We've recently asked our call center reps to start cross-selling and up-selling. They have become so focused on hitting their marks that we feel customer service may be at risk. How can we turn things around and get our call center agents to instead focus on the customer experience and building customer profitability?
This is an excellent question because hidden within it is the heart of the problem, and therefore the probability for the solution: The mention of these call center agents becoming focused on hitting their marks, presumably for
cross-selling and up-selling
. If there's one thing that we can do it's making sure that we're measuring and rewarding the right things. So, if what we're doing is measuring and rewarding great customer service, handling problems on the first call, making sure that customers go away from a query or complaint more satisfied than they came, then we are probably going to build customer satisfaction and customer equity. On the other hand, what is suggested here is the possibility that these customer service reps are just being told to handle the calls, and while they're there, they're asked to up-sell and cross-sell, in fact -- so emphatically asked to do that -- that they're given a goal to meet. It's not surprising that if the goal and the requirement is going to be the basis of any kind of reward -- this week's pay, next month's raise, the addition of any kind of recognition -- then it isn't surprising that those reps would be trying to figure out how to spend their time doing what's best for themselves, because the company has put what's best for the call center reps at odds with what's best for the customer. In this situation, the rewards system is at odds with this simple fact: What's best for the customer is what's best for the company. Ideally, the company is actually rewarding employees to do something that is better for the employees at the expense of what's better for the company.

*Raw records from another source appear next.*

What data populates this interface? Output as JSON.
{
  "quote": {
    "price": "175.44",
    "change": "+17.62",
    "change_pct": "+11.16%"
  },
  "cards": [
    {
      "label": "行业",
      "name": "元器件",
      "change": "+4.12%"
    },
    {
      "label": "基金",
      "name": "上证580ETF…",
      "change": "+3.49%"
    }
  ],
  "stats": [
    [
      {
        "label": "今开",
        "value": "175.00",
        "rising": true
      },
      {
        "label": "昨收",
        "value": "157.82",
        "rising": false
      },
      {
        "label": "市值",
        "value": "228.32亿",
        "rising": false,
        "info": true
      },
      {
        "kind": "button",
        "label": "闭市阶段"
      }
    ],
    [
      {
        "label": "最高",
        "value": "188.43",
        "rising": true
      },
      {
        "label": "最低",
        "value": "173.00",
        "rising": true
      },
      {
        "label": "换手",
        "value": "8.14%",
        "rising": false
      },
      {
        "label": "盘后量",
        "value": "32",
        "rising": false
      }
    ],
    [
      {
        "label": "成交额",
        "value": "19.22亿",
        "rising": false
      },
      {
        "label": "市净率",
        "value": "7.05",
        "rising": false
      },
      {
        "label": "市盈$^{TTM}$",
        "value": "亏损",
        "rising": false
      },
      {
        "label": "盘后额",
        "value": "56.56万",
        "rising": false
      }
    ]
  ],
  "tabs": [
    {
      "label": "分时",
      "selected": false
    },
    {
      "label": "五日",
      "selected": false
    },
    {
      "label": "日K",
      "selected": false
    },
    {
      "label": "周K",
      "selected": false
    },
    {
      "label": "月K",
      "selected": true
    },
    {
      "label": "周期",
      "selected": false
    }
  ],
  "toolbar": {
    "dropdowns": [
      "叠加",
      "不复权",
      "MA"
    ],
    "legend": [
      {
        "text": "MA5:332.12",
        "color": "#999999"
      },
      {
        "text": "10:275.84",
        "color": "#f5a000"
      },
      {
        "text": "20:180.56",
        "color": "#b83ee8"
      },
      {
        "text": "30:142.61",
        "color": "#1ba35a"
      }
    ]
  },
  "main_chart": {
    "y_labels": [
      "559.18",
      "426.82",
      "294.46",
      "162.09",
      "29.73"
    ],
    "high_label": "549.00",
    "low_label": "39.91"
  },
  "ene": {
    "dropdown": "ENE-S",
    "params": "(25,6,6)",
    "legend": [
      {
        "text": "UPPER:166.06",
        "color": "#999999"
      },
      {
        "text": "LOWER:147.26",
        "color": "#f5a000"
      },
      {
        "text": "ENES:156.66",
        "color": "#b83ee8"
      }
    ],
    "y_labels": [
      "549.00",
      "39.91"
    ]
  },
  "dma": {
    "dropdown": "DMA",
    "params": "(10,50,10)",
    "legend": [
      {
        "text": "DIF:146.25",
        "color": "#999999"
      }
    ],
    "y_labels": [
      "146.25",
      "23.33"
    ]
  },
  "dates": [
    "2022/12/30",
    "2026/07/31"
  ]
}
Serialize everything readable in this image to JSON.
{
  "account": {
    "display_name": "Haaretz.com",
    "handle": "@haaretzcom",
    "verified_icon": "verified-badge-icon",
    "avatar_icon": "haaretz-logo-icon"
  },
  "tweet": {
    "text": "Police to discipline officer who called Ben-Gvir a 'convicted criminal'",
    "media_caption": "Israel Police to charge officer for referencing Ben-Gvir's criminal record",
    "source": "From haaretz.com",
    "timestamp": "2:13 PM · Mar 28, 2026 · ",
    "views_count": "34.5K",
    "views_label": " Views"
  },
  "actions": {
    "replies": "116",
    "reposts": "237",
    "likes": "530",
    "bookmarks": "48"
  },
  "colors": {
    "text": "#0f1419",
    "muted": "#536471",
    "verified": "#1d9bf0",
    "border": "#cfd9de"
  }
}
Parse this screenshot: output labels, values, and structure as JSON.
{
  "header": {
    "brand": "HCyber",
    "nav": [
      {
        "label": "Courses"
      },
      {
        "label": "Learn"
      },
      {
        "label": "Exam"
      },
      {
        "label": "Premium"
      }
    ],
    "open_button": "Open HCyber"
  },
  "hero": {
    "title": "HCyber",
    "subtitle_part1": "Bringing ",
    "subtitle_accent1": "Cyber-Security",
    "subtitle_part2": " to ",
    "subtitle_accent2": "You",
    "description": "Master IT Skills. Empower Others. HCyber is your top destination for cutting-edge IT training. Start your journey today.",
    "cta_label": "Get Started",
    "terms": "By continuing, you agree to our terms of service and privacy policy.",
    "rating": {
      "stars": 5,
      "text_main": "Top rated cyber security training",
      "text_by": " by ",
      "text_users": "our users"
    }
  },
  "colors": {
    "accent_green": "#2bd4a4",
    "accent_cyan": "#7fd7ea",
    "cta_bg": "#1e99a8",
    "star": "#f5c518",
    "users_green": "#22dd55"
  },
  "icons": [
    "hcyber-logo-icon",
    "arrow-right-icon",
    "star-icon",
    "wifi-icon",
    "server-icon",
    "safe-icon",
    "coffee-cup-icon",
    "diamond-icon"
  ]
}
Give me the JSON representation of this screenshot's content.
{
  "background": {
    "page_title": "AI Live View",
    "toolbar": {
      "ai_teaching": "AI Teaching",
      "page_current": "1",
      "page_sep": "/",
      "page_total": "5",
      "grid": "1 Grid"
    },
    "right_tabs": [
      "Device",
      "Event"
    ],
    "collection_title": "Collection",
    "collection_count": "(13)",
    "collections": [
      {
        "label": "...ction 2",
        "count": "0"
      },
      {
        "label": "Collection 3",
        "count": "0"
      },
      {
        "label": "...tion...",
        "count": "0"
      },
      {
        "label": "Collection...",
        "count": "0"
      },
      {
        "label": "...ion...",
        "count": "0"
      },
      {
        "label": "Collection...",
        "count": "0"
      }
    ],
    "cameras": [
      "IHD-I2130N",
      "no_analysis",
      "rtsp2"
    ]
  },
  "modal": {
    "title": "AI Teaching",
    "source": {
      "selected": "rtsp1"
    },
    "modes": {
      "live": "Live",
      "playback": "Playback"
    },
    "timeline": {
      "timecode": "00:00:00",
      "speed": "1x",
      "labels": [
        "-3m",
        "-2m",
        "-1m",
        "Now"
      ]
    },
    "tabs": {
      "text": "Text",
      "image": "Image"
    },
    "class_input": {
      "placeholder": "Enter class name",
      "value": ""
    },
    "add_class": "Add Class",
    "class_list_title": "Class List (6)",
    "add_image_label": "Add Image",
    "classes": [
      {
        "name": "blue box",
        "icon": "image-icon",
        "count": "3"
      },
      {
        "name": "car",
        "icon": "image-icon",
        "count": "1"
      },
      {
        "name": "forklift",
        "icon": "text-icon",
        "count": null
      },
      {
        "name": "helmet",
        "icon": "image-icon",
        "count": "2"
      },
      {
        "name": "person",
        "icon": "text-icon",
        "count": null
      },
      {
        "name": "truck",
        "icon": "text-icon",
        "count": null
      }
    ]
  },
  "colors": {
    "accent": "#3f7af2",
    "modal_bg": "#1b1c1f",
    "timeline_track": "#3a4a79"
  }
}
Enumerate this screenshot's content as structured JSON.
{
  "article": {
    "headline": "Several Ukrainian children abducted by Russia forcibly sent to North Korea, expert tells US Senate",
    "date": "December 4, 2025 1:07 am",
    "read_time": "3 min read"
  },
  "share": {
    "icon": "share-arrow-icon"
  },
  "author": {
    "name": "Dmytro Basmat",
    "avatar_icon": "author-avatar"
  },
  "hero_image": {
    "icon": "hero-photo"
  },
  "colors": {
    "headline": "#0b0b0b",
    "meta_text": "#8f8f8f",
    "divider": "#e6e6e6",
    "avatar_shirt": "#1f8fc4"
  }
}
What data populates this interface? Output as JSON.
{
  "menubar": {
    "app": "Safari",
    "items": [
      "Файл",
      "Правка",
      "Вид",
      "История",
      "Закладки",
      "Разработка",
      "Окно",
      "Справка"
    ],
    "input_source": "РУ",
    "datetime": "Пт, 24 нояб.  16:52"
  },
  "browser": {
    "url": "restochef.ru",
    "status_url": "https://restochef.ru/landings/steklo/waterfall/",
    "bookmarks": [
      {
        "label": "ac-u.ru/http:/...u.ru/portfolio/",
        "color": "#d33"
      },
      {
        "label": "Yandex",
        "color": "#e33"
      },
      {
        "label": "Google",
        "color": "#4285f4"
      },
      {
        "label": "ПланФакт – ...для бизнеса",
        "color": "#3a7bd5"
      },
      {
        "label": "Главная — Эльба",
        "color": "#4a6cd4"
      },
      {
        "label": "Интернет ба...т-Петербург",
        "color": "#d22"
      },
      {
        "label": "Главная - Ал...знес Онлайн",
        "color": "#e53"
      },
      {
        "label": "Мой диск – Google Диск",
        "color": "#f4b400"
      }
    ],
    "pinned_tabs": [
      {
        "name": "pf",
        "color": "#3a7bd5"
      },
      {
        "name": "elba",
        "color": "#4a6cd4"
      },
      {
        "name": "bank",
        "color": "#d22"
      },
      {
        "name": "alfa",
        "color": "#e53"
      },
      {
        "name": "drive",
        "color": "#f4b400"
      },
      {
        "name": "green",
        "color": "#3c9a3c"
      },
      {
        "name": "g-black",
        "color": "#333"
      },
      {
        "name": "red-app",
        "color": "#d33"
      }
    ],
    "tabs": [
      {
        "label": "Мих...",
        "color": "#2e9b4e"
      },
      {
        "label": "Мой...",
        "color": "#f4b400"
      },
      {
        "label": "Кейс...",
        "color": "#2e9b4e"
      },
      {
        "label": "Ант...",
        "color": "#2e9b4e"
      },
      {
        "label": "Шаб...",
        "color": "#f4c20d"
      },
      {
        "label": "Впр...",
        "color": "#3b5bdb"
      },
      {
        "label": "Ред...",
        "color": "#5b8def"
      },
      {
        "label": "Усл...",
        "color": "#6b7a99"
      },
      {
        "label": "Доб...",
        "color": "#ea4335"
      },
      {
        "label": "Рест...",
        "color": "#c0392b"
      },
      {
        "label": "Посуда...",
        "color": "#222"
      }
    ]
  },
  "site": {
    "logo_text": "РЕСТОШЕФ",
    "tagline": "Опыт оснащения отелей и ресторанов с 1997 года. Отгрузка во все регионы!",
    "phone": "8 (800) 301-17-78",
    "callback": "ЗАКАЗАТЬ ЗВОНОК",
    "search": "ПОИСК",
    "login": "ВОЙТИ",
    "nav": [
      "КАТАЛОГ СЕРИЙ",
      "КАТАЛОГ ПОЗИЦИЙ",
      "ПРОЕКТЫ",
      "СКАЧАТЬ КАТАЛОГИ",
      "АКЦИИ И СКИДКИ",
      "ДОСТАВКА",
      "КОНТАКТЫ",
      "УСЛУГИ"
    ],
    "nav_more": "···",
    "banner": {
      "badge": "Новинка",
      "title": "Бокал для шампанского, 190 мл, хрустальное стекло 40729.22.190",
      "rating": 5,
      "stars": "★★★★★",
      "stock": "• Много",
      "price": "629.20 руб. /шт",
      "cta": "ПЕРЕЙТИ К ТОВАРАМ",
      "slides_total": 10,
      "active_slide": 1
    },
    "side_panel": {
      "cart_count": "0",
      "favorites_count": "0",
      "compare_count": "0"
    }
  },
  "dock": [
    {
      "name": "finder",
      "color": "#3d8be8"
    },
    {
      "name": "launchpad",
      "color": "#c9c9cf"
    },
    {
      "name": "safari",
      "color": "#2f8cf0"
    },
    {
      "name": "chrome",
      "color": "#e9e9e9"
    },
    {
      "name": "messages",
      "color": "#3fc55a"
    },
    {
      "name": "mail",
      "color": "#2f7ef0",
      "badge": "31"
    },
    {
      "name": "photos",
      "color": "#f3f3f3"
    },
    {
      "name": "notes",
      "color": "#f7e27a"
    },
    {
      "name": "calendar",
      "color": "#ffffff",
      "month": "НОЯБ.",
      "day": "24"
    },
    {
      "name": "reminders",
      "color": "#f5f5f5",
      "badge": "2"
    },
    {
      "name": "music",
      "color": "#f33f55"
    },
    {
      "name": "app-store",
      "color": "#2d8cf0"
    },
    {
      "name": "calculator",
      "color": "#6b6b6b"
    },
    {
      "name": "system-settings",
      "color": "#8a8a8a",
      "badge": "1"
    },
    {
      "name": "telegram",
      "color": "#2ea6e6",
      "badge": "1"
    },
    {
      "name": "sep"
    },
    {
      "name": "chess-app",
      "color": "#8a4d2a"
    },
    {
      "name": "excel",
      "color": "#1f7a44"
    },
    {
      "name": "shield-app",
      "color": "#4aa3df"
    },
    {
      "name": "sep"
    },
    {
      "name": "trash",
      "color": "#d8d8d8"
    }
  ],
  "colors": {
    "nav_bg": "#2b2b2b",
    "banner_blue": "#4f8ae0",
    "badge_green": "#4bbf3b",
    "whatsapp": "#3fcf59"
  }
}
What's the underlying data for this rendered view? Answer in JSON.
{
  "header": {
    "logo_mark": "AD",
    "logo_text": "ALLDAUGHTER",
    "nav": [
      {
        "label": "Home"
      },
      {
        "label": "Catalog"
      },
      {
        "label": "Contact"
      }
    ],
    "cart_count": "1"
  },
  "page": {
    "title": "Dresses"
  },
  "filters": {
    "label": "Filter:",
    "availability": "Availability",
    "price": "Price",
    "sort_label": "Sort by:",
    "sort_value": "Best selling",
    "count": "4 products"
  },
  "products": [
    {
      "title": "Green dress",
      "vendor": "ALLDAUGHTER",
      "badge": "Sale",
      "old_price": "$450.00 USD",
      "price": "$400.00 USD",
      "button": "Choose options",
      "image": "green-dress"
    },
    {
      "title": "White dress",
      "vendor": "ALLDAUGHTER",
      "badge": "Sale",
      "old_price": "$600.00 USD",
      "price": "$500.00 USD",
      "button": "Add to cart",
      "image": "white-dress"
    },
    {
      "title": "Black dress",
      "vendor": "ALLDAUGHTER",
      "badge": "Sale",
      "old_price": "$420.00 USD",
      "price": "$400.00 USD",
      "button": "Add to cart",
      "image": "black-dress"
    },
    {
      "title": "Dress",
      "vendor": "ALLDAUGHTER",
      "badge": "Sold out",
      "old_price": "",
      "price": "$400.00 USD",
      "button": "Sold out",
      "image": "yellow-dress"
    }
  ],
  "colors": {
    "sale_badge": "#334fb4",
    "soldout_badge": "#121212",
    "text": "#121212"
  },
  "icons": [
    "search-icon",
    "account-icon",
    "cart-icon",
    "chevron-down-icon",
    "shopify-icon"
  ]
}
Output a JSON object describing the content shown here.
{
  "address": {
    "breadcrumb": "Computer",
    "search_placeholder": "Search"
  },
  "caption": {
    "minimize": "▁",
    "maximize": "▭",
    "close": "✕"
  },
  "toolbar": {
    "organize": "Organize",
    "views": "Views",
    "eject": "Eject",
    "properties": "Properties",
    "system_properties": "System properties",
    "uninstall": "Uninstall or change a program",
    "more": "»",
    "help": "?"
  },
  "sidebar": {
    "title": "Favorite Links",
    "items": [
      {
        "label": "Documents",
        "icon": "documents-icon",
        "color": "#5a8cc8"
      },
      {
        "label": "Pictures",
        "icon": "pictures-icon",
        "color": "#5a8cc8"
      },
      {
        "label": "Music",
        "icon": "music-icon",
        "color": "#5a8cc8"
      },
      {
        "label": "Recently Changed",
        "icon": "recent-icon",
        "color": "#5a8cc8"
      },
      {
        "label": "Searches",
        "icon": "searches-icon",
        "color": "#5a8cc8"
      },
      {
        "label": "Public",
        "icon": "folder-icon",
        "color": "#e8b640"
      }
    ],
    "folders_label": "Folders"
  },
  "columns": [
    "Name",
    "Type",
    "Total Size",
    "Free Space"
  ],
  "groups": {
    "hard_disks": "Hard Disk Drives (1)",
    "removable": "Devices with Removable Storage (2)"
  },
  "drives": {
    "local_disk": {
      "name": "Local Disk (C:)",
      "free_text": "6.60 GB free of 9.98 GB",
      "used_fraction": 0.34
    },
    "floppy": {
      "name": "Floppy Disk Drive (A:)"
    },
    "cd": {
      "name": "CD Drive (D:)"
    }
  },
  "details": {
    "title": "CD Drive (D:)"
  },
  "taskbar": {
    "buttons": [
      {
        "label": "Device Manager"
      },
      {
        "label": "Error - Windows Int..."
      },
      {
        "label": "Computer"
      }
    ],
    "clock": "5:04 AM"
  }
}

Now, the way this can be fixed is obvious – we have to start talking call center reps into doing what's right for customers, and in that process to use cross-sell and up-sell opportunities not as a way to just push more stuff, but instead to help the customer improve their lives in some way. So, if we try to sell more stuff, then we're probably going to end up competing on price and having the various entities in our company, that is, the customers, employees and executives, all working against each other. If instead we're trying to help improve our customer's lives then we'll end up selling more stuff. If the goal is to help make sure the customer is very satisfied and that they are getting their problems solved and that we are finding the next right product for them, whether it's a cross-sell or an up-sell -- if we are doing that with a genuine concern for the best interest of the customer, then we'll also be improving the value of the company for shareholders.